Academic Dean Archon Fung is the Ford Foundation Professor of Democracy and Citizenship. He co-directs the Transparency Policy Project. He guides a suite of activities at the Ash Center for Democratic Governance and Innovation that explore possibilities for deepening the quality of democratic governance. He is also a faculty chair of the Harvard Kennedy School's joint degree program with the Harvard Law School, faculty chair of the Executive Education Program on "Creating Collaborative Solutions," and regularly teaches the professional ethics course of the Masters of Public Policy Program. He co-founded participedia.net (http://participedia.net/), a digital open-source repository that documents participatory governance efforts around the world. He serves on the governing, advisory, and editorial boards of several organizations working in the civic engagement and democracy space, including Everyday Democracy, the Deliberative Democracy Consortium, GoodGuide, the Politics & Society journal, and the Boston Review magazine.

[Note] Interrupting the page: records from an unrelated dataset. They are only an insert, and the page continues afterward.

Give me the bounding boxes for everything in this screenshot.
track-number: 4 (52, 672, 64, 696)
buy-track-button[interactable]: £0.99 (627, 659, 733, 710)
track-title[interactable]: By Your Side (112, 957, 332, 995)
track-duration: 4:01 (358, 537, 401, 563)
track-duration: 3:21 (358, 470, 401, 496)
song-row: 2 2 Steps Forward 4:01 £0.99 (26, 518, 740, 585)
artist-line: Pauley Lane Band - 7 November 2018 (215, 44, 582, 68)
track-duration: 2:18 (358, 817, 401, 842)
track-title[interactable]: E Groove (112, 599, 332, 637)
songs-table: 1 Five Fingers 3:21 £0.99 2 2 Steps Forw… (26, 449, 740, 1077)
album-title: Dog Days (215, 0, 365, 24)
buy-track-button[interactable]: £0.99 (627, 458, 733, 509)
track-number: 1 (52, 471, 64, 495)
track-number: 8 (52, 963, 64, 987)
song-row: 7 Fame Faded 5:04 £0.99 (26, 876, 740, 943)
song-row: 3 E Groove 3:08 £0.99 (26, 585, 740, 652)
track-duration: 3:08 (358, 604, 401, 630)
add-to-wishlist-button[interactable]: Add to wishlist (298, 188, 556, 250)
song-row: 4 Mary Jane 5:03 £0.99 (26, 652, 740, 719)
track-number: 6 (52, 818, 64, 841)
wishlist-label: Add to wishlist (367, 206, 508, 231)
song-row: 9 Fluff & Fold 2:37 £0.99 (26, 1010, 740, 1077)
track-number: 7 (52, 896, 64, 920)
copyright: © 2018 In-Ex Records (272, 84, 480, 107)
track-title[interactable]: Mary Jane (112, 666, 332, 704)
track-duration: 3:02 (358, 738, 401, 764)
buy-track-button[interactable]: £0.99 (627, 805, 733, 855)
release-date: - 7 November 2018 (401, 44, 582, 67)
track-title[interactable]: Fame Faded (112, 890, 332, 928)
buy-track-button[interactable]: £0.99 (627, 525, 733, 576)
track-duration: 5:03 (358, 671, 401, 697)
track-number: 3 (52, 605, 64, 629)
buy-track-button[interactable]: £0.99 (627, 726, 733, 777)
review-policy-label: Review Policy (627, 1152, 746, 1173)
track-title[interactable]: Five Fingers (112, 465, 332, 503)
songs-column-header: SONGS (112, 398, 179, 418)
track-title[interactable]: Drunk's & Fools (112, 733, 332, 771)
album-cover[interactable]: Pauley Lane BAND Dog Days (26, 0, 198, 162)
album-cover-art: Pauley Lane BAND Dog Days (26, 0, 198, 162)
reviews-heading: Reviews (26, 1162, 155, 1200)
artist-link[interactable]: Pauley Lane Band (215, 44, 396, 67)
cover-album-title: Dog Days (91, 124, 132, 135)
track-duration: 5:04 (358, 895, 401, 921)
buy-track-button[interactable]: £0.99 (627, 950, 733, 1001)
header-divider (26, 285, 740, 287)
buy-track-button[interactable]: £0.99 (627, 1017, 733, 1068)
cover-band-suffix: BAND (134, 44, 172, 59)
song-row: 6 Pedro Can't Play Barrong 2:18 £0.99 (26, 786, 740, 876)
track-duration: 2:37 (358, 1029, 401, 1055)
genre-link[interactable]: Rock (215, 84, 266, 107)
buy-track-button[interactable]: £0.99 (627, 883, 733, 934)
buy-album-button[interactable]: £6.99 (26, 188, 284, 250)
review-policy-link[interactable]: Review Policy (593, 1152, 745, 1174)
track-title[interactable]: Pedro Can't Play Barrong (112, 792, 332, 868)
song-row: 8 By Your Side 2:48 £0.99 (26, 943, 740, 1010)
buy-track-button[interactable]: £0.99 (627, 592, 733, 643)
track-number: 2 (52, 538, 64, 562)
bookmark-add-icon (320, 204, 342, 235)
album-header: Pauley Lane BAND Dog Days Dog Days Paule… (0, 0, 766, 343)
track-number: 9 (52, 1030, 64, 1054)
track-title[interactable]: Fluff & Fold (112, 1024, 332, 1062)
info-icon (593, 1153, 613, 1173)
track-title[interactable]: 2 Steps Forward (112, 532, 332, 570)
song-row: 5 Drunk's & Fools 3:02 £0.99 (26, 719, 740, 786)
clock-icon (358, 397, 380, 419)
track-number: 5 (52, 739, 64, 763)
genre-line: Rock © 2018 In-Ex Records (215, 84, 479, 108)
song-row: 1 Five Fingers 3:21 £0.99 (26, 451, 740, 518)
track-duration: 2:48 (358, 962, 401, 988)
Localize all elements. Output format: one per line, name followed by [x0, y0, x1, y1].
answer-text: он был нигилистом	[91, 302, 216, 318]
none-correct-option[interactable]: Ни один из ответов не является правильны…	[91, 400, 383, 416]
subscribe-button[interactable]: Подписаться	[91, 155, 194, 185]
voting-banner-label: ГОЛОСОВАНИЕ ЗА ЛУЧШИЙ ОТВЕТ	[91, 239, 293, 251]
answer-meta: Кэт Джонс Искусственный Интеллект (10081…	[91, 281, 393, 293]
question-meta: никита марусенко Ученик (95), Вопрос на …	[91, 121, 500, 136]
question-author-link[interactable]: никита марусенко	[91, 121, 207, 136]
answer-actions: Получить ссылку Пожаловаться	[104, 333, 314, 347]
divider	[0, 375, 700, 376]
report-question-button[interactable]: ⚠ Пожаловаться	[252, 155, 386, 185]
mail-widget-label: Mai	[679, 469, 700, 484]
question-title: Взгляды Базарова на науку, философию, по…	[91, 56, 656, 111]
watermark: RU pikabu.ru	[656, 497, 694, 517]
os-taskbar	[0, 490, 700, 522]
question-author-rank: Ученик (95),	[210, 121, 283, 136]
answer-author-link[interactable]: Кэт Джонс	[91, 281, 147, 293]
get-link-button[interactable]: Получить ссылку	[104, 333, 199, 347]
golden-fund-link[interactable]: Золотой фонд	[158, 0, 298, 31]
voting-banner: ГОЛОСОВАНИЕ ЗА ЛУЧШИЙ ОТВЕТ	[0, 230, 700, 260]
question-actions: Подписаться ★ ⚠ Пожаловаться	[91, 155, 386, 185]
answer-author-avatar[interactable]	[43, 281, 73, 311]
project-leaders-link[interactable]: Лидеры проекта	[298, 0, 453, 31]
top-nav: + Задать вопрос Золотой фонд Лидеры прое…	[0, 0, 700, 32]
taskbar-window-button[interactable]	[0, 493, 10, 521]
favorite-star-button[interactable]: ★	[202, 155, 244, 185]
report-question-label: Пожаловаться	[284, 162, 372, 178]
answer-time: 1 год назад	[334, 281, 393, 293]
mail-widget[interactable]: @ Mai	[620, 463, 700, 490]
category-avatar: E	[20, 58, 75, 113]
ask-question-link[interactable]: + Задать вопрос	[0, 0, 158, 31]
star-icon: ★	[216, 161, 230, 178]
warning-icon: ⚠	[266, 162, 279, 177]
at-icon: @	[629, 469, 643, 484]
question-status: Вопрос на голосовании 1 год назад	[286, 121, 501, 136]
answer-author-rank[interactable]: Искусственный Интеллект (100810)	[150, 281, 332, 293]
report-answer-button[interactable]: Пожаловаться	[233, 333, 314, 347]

Professor Fung is a political scientist and democratic theorist. His research aims to understand how public participation, deliberation, and transparency can make contemporary public governance more fair and effective. He focuses on identifying and understanding the dynamics and consequences of innovative institutional designs, policies, programs, and organizations that attempt to create more potent avenues for citizen engagement in areas like regulation, public accountability, urban planning, and public services. His books include Full Disclosure: The Perils and Promise of Transparency (Cambridge University Press, with Mary Graham and David Weil) and Empowered Participation: Reinventing Urban Democracy (Princeton University Press). He has authored or co-authored five books, four edited collections, and over fifty articles, book chapters, and reviews appearing in journals including American Political Science Review, Perspectives in Politics, Public Administration Review, Science, Political Theory, Journal of Political Philosophy, Politics and Society, Governance, and Journal of Policy and Management.
He received his Ph.D. in Political Science and Bachelor degrees in Physics and Philosophy from the Massachusetts Institute of Technology. He joined the Harvard Kennedy School as an Assistant Professor in 1999 and was made Full Professor in 2008. He lives in Brookline, Massachusetts with his wife Deborah and their two boys. He usually commutes to Cambridge on his bicycle.